Yeah. Okay. And, and, and you guys have done a really good job managing SG&A, uh, you know, here in the quarter and, and really, you know, for the last several, uh, quarters. And, you know, if I look back in recent history, it seems like the first quarter typically has the highest, um, you know, SG&A spend as the percent of sales, uh, So, curious if you expect that dynamic to remain here in 2021 where the first quarter is the highest, SG&A's highest percent of sales or, you know, would there be any reason that would be different this year?

speaker
Chuck Lauber
Chief Financial Officer

You know, I would not say that this year we would expect SG&A to be the highest percent of sales. I think, you know, I think as I was looking at it for the quarter, Particularly in China, we had a pretty good SG&A quarter. We were watching our costs very closely in China with lower volume. Not a lot of travel in the first quarter this year compared to last year. We'll have to see how that plays out for the rest of the year. But I wouldn't say that the quarter is going to play out much different than any back three quarters from a percentage of sales.

speaker
Operator
Conference Operator

Next is Damian Taras from UBS. Your line is now open.

speaker
Damian Karras
Analyst, UBS

Hey, guys, just a couple quick follow-ups here. Sorry if I missed this, but did you mention how much Tankless was up in the quarter?
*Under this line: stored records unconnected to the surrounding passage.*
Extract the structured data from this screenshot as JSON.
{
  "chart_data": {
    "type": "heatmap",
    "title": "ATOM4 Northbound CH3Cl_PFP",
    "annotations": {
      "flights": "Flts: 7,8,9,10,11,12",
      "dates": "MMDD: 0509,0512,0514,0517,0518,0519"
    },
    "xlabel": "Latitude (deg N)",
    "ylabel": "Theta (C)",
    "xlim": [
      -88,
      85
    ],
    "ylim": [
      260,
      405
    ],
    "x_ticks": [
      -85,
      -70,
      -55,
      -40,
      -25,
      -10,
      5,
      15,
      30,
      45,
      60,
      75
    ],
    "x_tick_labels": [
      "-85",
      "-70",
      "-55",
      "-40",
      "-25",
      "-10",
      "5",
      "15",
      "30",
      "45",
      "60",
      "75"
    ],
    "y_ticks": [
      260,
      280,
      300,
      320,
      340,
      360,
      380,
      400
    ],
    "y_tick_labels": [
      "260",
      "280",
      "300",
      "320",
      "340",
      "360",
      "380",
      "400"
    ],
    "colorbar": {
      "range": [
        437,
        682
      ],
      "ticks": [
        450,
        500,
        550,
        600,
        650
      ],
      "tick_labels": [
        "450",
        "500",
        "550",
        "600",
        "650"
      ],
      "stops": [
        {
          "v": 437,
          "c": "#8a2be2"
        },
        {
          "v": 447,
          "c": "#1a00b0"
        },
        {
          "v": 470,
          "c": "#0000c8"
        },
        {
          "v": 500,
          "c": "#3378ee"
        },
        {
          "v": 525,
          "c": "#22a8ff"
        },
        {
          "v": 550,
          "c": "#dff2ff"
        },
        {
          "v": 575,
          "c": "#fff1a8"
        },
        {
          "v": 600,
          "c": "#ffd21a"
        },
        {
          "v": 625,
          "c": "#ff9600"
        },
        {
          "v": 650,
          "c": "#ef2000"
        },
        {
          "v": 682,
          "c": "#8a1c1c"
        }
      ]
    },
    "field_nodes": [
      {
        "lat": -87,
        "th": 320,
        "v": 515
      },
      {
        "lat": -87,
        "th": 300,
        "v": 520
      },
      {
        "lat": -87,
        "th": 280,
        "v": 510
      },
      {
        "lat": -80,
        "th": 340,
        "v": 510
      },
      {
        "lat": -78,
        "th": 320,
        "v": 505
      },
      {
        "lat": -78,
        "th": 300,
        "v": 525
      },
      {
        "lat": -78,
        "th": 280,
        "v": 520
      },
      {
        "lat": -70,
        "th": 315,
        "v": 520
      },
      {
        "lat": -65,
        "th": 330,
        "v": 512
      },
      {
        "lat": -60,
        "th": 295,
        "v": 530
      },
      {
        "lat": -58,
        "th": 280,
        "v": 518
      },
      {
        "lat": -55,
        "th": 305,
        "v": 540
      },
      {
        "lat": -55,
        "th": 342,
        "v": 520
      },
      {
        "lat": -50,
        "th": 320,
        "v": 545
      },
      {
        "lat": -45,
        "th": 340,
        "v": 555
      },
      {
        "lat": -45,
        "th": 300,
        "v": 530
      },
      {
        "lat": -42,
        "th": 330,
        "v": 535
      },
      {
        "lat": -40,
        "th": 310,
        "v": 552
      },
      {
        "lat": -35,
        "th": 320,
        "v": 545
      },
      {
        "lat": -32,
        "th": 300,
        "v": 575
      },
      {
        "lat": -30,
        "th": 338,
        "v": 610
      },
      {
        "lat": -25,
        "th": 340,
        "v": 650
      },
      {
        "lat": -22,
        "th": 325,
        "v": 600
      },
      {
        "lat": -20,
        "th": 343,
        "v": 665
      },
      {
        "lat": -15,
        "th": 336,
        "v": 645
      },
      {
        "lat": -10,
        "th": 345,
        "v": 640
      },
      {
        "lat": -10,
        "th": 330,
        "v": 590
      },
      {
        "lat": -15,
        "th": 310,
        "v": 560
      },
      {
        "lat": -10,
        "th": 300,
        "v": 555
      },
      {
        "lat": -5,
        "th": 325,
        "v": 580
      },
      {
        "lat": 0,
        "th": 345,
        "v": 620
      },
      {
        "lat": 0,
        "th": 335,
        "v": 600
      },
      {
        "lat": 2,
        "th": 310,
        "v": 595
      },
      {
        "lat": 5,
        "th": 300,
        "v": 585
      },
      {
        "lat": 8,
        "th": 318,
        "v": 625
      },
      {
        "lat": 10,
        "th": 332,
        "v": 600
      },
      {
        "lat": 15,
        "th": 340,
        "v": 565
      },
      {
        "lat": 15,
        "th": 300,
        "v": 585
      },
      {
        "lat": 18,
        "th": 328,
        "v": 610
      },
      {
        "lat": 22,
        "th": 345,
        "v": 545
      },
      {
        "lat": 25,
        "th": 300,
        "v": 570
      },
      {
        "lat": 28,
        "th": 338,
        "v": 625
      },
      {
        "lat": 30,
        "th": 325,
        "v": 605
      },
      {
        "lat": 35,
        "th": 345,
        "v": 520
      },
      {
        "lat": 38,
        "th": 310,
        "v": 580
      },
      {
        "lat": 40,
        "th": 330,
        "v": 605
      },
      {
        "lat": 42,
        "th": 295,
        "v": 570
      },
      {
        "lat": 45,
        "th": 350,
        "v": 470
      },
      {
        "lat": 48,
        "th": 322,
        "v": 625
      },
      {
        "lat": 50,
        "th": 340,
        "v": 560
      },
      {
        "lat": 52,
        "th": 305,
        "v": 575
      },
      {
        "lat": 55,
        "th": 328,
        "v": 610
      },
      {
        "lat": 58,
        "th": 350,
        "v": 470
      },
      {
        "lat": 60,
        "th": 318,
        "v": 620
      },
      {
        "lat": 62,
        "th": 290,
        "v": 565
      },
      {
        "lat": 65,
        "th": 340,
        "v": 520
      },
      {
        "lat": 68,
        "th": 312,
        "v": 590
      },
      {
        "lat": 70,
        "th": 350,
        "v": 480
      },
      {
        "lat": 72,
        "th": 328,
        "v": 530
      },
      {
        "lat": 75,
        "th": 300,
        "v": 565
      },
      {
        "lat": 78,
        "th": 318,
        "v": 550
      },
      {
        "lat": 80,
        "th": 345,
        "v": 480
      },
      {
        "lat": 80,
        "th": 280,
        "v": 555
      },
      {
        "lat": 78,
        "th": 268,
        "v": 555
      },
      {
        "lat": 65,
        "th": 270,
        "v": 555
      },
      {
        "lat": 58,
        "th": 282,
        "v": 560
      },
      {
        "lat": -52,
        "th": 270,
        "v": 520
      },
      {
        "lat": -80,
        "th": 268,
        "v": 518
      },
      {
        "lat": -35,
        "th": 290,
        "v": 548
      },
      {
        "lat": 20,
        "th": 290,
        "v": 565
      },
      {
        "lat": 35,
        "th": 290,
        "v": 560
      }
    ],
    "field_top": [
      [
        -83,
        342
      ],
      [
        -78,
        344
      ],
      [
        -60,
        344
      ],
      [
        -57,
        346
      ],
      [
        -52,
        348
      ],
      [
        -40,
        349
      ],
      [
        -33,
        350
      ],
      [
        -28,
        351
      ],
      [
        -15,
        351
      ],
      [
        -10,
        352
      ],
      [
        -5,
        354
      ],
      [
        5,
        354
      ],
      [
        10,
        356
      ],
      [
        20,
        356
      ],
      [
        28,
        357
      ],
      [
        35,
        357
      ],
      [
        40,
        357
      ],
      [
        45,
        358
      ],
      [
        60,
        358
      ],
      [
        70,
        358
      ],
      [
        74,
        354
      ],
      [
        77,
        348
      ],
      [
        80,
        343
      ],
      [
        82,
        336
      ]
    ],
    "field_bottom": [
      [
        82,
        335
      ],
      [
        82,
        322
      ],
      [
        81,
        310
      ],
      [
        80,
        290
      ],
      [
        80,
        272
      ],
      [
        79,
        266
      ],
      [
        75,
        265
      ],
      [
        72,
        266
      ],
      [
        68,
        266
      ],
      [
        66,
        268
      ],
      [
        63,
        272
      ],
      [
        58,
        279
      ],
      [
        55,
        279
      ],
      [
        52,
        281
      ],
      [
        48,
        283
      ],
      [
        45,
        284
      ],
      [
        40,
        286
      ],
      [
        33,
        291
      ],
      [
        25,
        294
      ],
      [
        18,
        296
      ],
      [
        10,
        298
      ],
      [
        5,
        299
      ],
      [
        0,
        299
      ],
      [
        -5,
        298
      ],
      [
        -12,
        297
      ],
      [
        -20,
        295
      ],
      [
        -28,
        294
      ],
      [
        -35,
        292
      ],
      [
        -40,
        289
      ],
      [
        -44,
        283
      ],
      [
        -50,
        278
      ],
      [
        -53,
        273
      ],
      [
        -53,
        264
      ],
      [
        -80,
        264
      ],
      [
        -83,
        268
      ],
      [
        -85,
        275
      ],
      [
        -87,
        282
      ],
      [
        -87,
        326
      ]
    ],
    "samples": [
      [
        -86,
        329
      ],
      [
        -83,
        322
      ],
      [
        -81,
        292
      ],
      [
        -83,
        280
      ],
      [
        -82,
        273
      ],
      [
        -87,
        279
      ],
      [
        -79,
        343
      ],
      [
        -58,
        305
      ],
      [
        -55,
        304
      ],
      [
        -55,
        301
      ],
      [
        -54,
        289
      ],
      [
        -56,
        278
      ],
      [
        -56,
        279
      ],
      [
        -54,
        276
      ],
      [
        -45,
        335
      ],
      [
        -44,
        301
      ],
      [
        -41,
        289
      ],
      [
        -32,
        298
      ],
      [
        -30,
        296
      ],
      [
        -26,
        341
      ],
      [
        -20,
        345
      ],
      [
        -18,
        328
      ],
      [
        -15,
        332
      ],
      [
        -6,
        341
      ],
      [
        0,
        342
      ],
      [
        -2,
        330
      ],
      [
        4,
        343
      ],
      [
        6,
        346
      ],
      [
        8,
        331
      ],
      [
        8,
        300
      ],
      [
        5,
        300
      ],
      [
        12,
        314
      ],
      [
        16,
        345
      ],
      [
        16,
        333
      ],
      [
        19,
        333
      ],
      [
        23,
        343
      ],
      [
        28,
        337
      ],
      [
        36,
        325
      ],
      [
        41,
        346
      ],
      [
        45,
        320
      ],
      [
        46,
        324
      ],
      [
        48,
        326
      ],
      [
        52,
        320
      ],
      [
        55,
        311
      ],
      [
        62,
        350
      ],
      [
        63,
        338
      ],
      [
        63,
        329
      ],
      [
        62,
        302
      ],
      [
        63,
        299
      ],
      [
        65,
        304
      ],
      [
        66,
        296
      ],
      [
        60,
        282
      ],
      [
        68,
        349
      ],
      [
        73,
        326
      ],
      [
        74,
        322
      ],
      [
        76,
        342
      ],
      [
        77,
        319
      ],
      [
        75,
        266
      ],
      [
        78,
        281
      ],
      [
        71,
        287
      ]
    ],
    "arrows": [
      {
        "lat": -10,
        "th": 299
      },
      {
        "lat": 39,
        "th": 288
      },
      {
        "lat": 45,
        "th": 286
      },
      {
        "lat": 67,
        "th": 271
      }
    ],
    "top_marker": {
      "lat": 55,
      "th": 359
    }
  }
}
And I'm curious how many units you're expecting to push this year for Tankless.

speaker
Kevin Wheeler
Chairman and Chief Executive Officer

No, we did not mention either one. So, no, we haven't mentioned either one. And that data doesn't get published. Actually, Tankless data doesn't get published at all. And we haven't really addressed that from that specific point. product categories.

speaker
Chuck Lauber
Chief Financial Officer

Yeah, it was a strong quarter, but we haven't quantified it. It was certainly up for us.

speaker
Damian Karras
Analyst, UBS

Okay, fair enough. And then, just wanted to ask you about buyback. So, obviously, your guidance is a little bit better than when you, where you came into the year with the potential for a little bit more improvement in RISD water heaters as well, depending on what happens. Just curious if there's any chance you might buy back more than the $400 million that you had they're currently saying for the year?

speaker
Chuck Lauber
Chief Financial Officer

At this point, we're going to stay at the 400. I mean, you know, we'll see how the year plays out. We really focused in on not growing our cash position and reserving the opportunity to deploy that cash in other productive ways. So, you know, as we stand today, we're going to stay with that 400.

speaker
David McGregor
Analyst, Longbow Research

Okay, great. Appreciate all the color. All right, thanks.

speaker
Operator
Conference Operator

No further questions at this time. I turn the call back over to Ms. Patricia Ackerman.

speaker
Patricia Ackerman
Senior Vice President, Investor Relations, Corporate Responsibility and Sustainability, and Treasurer

Thank you all for joining us today. We plan to participate in seven virtual conferences in the second quarter. Oppenheimer on May 4th, North Coast on May 11th, Goldman on May 13th, William Blair on June 1st, KeyBank on June 2nd, UBS on June 9th, and Stifel on June 10th. Have a great day. Bye-bye.

speaker
Operator
Conference Operator

This concludes this conference call. Thank you for participating. You may now disconnect.